The petitions also challenge the appointments of Barashi and Shine, arguing that both have expressed political affinity with Netanyahu and hostility toward the media bodies the council is meant to regulate. The petitioners argued that such public positions raise concerns about bias, conflicts of interest, and the politicization of a regulator whose role requires independence from the government and the broadcasters it oversees.

Communications Minister Shlomo Karhi has defended the appointments and framed the new council as part of his broader media policy, saying when the appointments were promoted that the government was bringing in a responsible, diverse, and experienced council that would prepare the market for a new era and reduce regulation ahead of his planned broadcast reform.

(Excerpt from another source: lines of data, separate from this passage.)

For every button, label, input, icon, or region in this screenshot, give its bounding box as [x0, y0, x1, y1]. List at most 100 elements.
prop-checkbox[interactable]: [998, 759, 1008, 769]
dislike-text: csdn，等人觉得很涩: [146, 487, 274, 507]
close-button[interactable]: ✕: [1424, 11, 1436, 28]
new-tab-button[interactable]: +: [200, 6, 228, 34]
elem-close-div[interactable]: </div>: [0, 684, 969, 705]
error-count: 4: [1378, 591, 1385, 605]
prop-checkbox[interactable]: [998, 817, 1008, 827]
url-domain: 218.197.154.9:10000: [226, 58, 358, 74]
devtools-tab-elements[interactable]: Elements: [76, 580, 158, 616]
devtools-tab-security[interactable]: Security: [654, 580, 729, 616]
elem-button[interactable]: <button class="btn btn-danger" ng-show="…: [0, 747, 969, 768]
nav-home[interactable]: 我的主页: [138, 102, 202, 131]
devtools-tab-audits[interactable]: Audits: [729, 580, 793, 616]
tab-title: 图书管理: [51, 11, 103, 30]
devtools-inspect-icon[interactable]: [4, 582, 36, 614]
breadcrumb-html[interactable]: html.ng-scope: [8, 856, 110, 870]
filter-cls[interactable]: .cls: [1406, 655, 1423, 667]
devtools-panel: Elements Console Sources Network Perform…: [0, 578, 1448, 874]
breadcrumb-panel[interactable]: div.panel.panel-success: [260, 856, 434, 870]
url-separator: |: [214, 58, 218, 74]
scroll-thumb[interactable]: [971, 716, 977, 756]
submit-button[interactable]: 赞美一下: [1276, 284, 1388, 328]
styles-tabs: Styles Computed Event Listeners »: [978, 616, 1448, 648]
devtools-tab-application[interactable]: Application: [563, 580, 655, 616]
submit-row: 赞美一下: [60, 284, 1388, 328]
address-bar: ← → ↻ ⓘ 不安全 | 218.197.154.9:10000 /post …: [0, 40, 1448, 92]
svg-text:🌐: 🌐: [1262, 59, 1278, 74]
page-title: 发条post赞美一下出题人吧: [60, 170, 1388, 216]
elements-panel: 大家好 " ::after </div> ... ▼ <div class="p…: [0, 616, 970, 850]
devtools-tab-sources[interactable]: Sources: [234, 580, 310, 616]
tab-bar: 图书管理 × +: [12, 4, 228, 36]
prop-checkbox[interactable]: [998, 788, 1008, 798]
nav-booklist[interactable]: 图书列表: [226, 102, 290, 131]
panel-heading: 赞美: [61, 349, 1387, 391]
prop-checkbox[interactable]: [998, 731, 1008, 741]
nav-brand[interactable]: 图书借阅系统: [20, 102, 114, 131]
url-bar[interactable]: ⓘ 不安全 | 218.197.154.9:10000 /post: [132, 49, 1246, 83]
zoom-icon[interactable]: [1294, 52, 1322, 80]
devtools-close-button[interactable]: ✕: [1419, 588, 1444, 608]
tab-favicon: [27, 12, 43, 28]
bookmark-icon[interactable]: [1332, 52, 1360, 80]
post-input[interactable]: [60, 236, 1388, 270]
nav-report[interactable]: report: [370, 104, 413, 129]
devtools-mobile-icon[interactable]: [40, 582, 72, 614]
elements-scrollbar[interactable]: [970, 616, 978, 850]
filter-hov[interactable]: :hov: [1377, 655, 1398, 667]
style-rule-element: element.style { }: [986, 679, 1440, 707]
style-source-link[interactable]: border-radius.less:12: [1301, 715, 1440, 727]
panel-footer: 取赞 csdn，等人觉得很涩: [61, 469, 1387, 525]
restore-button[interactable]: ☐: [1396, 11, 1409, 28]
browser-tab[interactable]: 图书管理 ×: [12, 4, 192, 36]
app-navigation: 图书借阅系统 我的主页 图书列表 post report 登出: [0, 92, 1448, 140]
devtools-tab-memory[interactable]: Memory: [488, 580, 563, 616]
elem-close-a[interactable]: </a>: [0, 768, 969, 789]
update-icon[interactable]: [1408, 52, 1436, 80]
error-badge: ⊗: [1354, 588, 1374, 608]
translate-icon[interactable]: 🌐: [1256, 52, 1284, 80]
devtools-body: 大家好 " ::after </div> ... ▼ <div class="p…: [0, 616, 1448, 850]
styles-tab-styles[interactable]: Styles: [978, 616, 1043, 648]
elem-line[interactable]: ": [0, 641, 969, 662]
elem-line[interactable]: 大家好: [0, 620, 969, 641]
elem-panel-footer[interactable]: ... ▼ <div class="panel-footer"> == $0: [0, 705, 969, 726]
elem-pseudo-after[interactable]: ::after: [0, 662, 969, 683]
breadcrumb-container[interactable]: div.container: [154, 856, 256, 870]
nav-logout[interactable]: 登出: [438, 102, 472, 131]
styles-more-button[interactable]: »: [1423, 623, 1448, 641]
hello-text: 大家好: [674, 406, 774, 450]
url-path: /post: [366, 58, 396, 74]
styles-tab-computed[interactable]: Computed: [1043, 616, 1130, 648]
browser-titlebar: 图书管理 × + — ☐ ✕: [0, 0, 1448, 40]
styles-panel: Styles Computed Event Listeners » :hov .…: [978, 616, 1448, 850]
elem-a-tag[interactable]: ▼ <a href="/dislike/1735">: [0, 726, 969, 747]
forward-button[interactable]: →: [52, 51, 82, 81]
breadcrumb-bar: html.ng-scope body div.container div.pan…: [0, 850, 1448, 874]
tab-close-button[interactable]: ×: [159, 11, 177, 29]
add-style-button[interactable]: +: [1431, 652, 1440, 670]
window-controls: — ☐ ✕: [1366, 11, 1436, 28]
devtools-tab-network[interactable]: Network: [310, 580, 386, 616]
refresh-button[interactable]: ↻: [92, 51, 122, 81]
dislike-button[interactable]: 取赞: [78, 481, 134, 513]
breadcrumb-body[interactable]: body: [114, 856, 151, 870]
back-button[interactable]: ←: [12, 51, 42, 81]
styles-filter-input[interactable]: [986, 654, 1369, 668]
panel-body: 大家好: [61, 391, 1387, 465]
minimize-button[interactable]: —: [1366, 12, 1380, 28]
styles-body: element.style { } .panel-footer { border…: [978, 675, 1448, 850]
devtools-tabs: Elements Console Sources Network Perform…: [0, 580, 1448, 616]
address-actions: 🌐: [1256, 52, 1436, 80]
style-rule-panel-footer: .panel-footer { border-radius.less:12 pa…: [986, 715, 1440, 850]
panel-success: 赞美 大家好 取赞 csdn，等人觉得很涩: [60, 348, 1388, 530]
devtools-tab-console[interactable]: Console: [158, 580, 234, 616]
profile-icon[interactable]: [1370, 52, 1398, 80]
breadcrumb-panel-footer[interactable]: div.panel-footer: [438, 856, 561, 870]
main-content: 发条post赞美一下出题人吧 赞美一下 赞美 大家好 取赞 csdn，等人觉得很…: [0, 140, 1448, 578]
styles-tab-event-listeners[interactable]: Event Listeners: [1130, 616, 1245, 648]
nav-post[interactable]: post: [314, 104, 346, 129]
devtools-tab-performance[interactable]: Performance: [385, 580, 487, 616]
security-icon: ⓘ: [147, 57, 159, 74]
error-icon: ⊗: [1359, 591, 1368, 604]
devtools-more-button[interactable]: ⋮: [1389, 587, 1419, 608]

But the petitioners have presented the move as part of a broader campaign by the government, and particularly by Karhi, against independent media bodies and press freedom. The Union of Journalists in Israel’s petition pointed to other pending proceedings involving government action toward media outlets, including the government decision regarding Haaretz and TheMarker, the proposed communications legislation, and the move to shut down Army Radio.

For now, the High Court has not canceled the appointments, but Stein’s order changed the immediate reality in that the council now cannot meet, vote or issue decisions. The state’s repeated delays have run into a hard judicial wall, and the petitions will now move to a three-justice panel, with the regulator frozen in place until the court decides otherwise.